ECLI:NL:RBNHO:2021:11744
Rechtbank Noord-Holland
- Mondelinge uitspraak
- Rechtspraak.nl
Last onder dwangsom voor het verwijderen van een vaartuig en de juridische grondslagen daarvan
In deze zaak heeft de Rechtbank Noord-Holland op 2 december 2021 uitspraak gedaan in een geschil tussen eiser en het college van burgemeester en wethouders van de gemeente Haarlemmermeer. Eiser was gelast zijn vaartuig uiterlijk 3 augustus 2020 te verwijderen van een specifieke locatie, op straffe van een dwangsom van €300,- per dag tot een maximum van €1.500,-. Eiser heeft bezwaar gemaakt tegen de besluiten van verweerder, die zijn bezwaar ongegrond verklaarde in een bestreden besluit van 18 februari 2021. Eiser heeft hiertegen beroep ingesteld.
De rechtbank heeft het beroep op zitting behandeld, waarbij eiser aanwezig was met een medevertegenwoordiger. Na de behandeling heeft de rechtbank onmiddellijk uitspraak gedaan. De rechtbank heeft het beroep gegrond verklaard, het bestreden besluit vernietigd en verweerder opgedragen het betaalde griffierecht van €181,- aan eiser te vergoeden. De rechtbank oordeelde dat er onvoldoende grondslag was voor de last onder dwangsom, omdat niet was aangetoond dat het vaartuig meer dan een meter uitstak buiten het totaal aantal bolders. De rechtbank volgde het standpunt van verweerder niet, dat met aanmeervoorziening in dit geval één enkele bolder werd bedoeld.
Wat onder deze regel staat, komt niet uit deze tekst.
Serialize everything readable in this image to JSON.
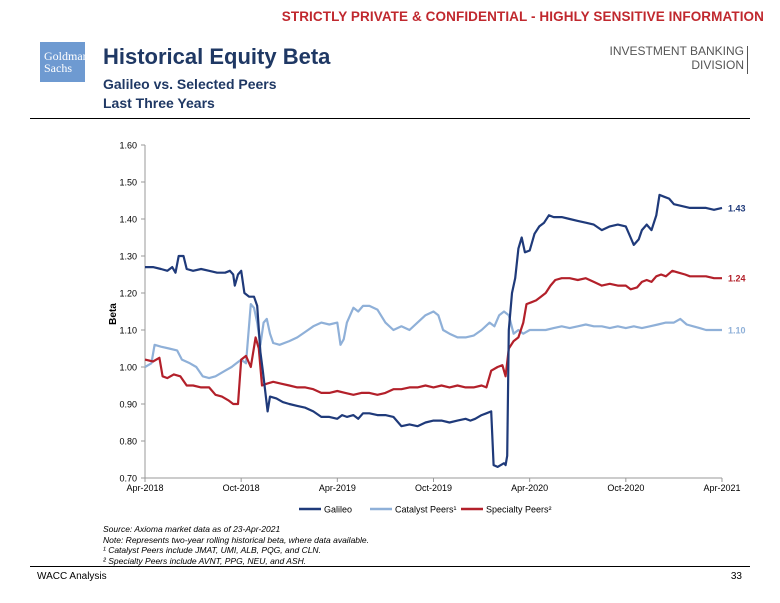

De rechtbank concludeerde dat de wettelijke grondslag voor de last onder dwangsom niet voldoende was onderbouwd en dat eiser niet hoefde te betalen voor de invordering van de dwangsom. De uitspraak werd openbaar uitgesproken door rechter W.B. Klaus, in aanwezigheid van griffier L. van Broekhoven.